King Arthur: An Astral King is an unusual take on the King Arthur legend, drawing from the earliest sources. It begins prior to Arthur’s birth and extends into his relationship with Merlin, his friendship with Sir Kay, and his initial ascension to kinghood. Along the way, there are tournaments, political talks, sexual conquests, and a hint of the later Arthur, from Camelot to Avalon.
Knight’s audience is Arthurian aficionados, and his take is just different enough to generate some interest. There is no hint of the later romance-period legends of Arthur, no Lancelot or love triangle, and a Guinhwyvare (Guinevere) who appears only at the end. The author’s reliance on earlier conceptions of Arthur may be disappointing to readers more familiar with the modern interpretations.
The book opens with dry descriptions of British history in the age of Arthur’s father, and quickly devolves into extensive lists of who begat whom. Arthur himself doesn’t appear until page 60 and spends most of the story as a teen verging on manhood.
While this could be a refreshing approach, the story itself simply doesn’t deliver.
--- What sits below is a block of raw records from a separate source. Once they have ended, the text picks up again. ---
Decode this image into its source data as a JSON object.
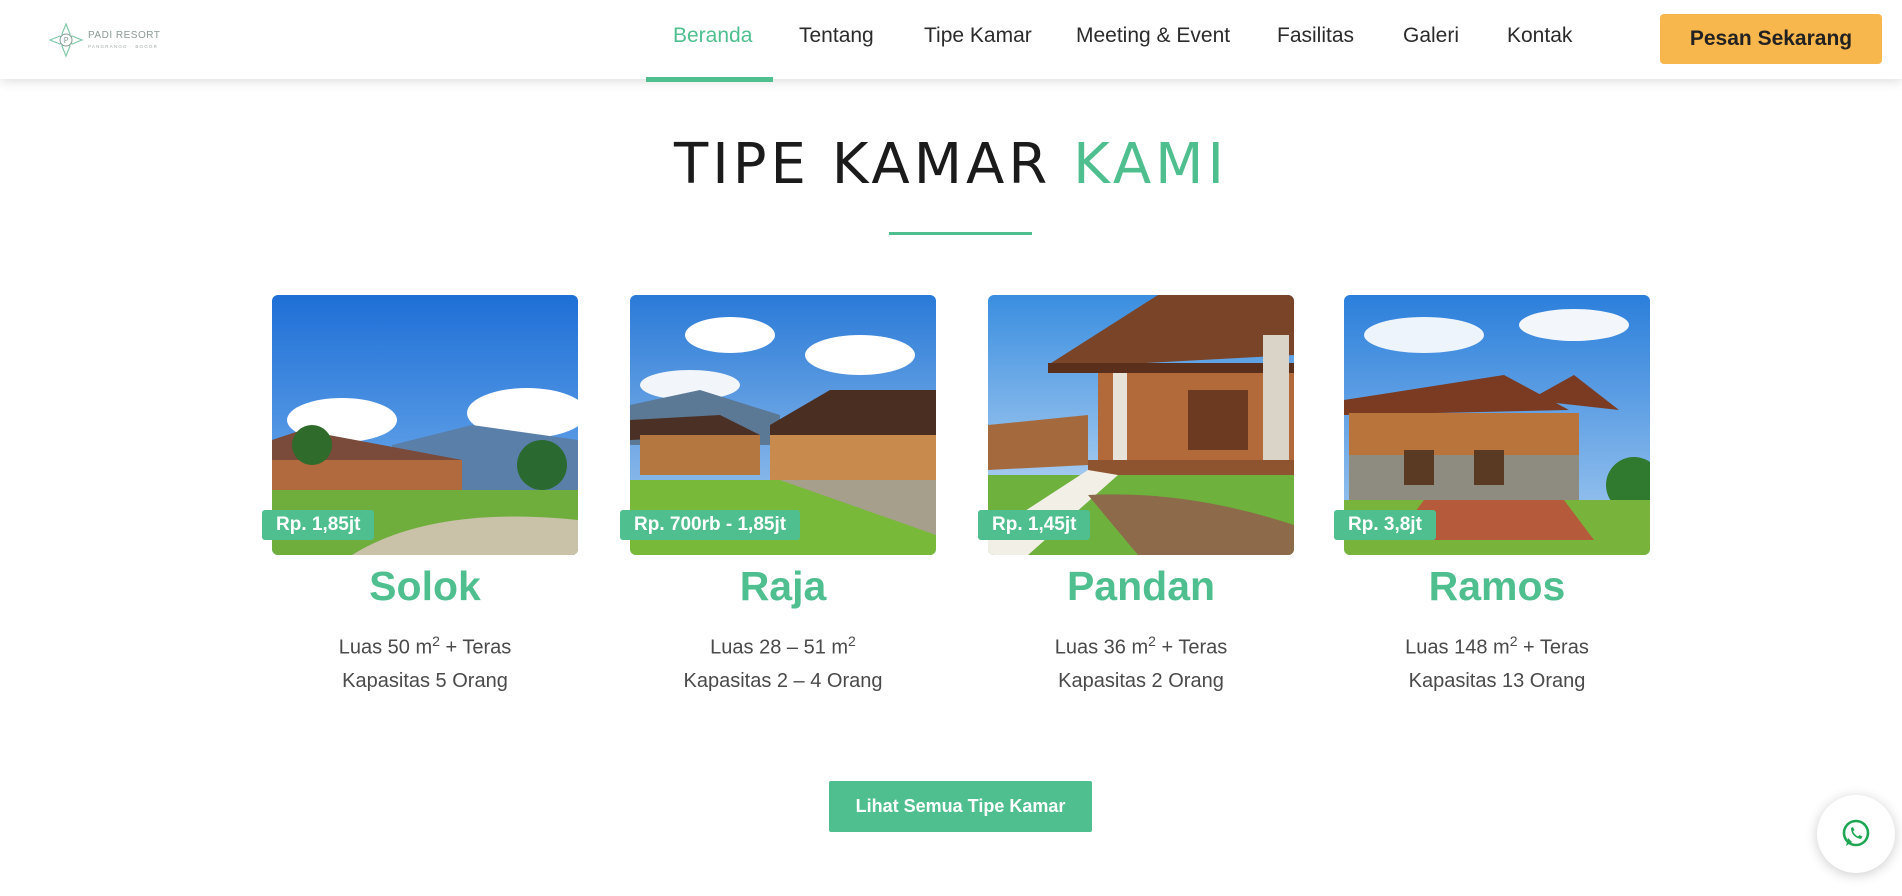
{
  "brand": {
    "name": "PADI RESORT",
    "tagline": "PANGRANGO · BOGOR",
    "colors": {
      "accent": "#4fbf8f",
      "cta": "#f8b74c",
      "text": "#2b2b2b"
    }
  },
  "nav": {
    "items": [
      {
        "label": "Beranda",
        "active": true
      },
      {
        "label": "Tentang",
        "active": false
      },
      {
        "label": "Tipe Kamar",
        "active": false
      },
      {
        "label": "Meeting & Event",
        "active": false
      },
      {
        "label": "Fasilitas",
        "active": false
      },
      {
        "label": "Galeri",
        "active": false
      },
      {
        "label": "Kontak",
        "active": false
      }
    ],
    "cta_label": "Pesan Sekarang"
  },
  "section": {
    "title_part1": "TIPE KAMAR",
    "title_part2": "KAMI"
  },
  "rooms": [
    {
      "name": "Solok",
      "price": "Rp. 1,85jt",
      "area_prefix": "Luas 50 m",
      "area_suffix": " + Teras",
      "capacity": "Kapasitas 5 Orang"
    },
    {
      "name": "Raja",
      "price": "Rp. 700rb - 1,85jt",
      "area_prefix": "Luas 28 – 51 m",
      "area_suffix": "",
      "capacity": "Kapasitas 2 – 4 Orang"
    },
    {
      "name": "Pandan",
      "price": "Rp. 1,45jt",
      "area_prefix": "Luas 36 m",
      "area_suffix": " + Teras",
      "capacity": "Kapasitas 2 Orang"
    },
    {
      "name": "Ramos",
      "price": "Rp. 3,8jt",
      "area_prefix": "Luas 148 m",
      "area_suffix": " + Teras",
      "capacity": "Kapasitas 13 Orang"
    }
  ],
  "superscript": "2",
  "all_rooms_label": "Lihat Semua Tipe Kamar",
  "icons": {
    "whatsapp": "whatsapp-icon",
    "logo": "lotus-logo-icon"
  }
}
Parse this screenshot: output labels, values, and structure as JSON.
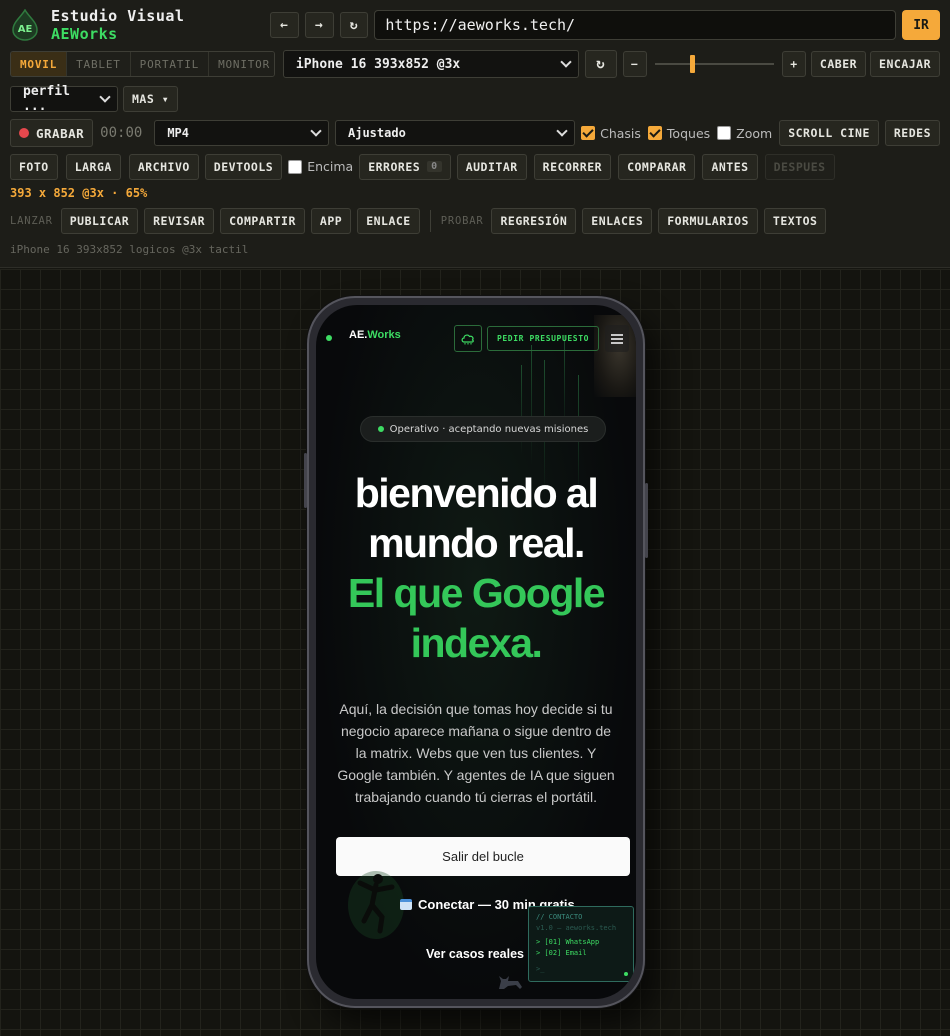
{
  "app": {
    "title_prefix": "Estudio Visual",
    "title_brand": "AEWorks",
    "logo_text": "AE",
    "url": "https://aeworks.tech/",
    "go_label": "IR"
  },
  "devices": {
    "tabs": [
      "MOVIL",
      "TABLET",
      "PORTATIL",
      "MONITOR"
    ],
    "active": "MOVIL",
    "selected_device": "iPhone 16 393x852 @3x",
    "zoom_minus": "−",
    "zoom_plus": "+",
    "zoom_level": 0.3,
    "fit_label": "CABER",
    "fill_label": "ENCAJAR"
  },
  "profile": {
    "selected": "perfil ...",
    "more_label": "MAS ▾"
  },
  "record": {
    "label": "GRABAR",
    "timer": "00:00",
    "format": "MP4",
    "mode": "Ajustado",
    "chasis_label": "Chasis",
    "chasis_on": true,
    "toques_label": "Toques",
    "toques_on": true,
    "zoom_label": "Zoom",
    "zoom_on": false,
    "scroll_label": "SCROLL CINE",
    "social_label": "REDES"
  },
  "tools": {
    "foto": "FOTO",
    "larga": "LARGA",
    "archivo": "ARCHIVO",
    "devtools": "DEVTOOLS",
    "encima_label": "Encima",
    "errores": "ERRORES",
    "errores_count": "0",
    "auditar": "AUDITAR",
    "recorrer": "RECORRER",
    "comparar": "COMPARAR",
    "antes": "ANTES",
    "despues": "DESPUES"
  },
  "dimensions_text": "393 x 852 @3x · 65%",
  "launch": {
    "label": "LANZAR",
    "items": [
      "PUBLICAR",
      "REVISAR",
      "COMPARTIR",
      "APP",
      "ENLACE"
    ]
  },
  "test": {
    "label": "PROBAR",
    "items": [
      "REGRESIÓN",
      "ENLACES",
      "FORMULARIOS",
      "TEXTOS"
    ]
  },
  "device_caption": "iPhone 16 393x852 logicos @3x tactil",
  "site": {
    "logo_prefix": "AE.",
    "logo_suffix": "Works",
    "cta": "PEDIR PRESUPUESTO",
    "status": "Operativo · aceptando nuevas misiones",
    "headline_1": "bienvenido al",
    "headline_2": "mundo real.",
    "headline_3": "El que Google",
    "headline_4": "indexa.",
    "body": "Aquí, la decisión que tomas hoy decide si tu negocio aparece mañana o sigue dentro de la matrix. Webs que ven tus clientes. Y Google también. Y agentes de IA que siguen trabajando cuando tú cierras el portátil.",
    "primary_button": "Salir del bucle",
    "connect": "Conectar — 30 min gratis",
    "cases": "Ver casos reales",
    "terminal_title": "// CONTACTO",
    "terminal_sub": "v1.0 — aeworks.tech",
    "terminal_line_1": "> [01] WhatsApp",
    "terminal_line_2": "> [02] Email",
    "terminal_prompt": ">_"
  },
  "colors": {
    "accent": "#f5a93a",
    "brand_green": "#3ddc63",
    "record_red": "#e5484d"
  }
}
The book isn’t broken into chapters; it takes place all in one long chapter with an odd introduction about the spiritual importance of names that seems meant to explain the title of the book, but it’s not clear how Arthur, in the narrative, is an “astral king,” and the introduction does little to clarify that description. There are wizards and druids who cast no spells, politics without intrigue, virtually no romance, and a narrative where surprisingly little ever actually happens. In the end King Arthur: An Astral King simply fails to engage the reader enough to be satisfying as either folklore or fiction.